Harry stopped the hammer. ‘Repeat.’

‘I’m in Kripos,’ he hissed in Swedish, with the Finnish accent of which witty speech-makers at Norwegian wedding receptions are so fond.

Harry stared at the man. He didn’t have a second’s doubt that he was telling the truth. Yet it was totally incomprehensible.

‘In my wallet,’ the Finn snarled, not letting the fury in his voice reach his eyes.

Harry opened the wallet and checked inside. Removed a laminated ID card. There wasn’t much information, but it was adequate. The man in front of Harry was employed by Krimpolitisentralen, Kripos for short, the central crime unit in Oslo that assisted in – and usually led – the investigations into murder cases affecting the whole of the country.

‘What the hell does Kripos want with me?’

‘Ask Bellman.’

‘Who’s Bellman?’

The Finn uttered a brief sound; it was difficult to determine whether it was a cough or laughter. ‘POB Bellman, you poor sod. My chief. Let me go now, handsome.’

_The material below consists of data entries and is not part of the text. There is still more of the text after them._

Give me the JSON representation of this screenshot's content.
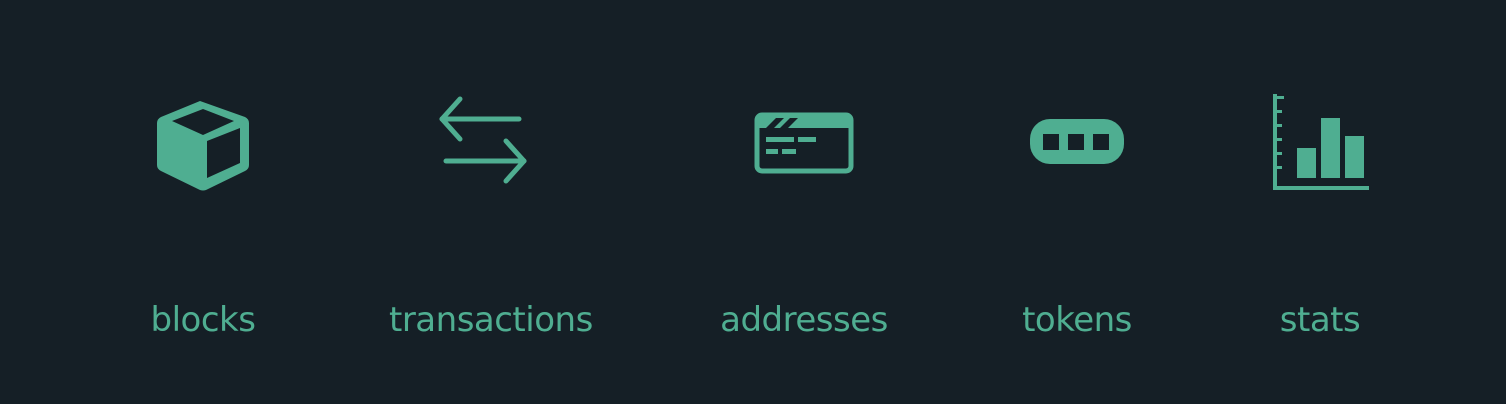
{
  "theme": {
    "background": "#151f26",
    "accent": "#4fae91"
  },
  "nav": {
    "items": [
      {
        "id": "blocks",
        "label": "blocks",
        "icon": "cube-icon"
      },
      {
        "id": "transactions",
        "label": "transactions",
        "icon": "arrows-exchange-icon"
      },
      {
        "id": "addresses",
        "label": "addresses",
        "icon": "address-card-icon"
      },
      {
        "id": "tokens",
        "label": "tokens",
        "icon": "token-icon"
      },
      {
        "id": "stats",
        "label": "stats",
        "icon": "bar-chart-icon"
      }
    ]
  }
}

‘Fuck,’ Harry said, inspecting the card again. ‘Fuck, fuck, fuck.’ He dropped the wallet on the floor and made for the door.

‘Hey! Hey!’

The Finn’s shouts faded as the door slid to behind Harry and he walked down the corridor to the exit. The nurse who had been with his father was coming from the opposite direction and nodded with a smile when they were close enough. Harry tossed the tiny key for the handcuffs up in the air.

‘There’s a flasher in the boys’ room, Altman.’

Out of instinct, the nurse caught the key with both hands. Harry could feel the open-mouthed stare on his back until he was out of the door.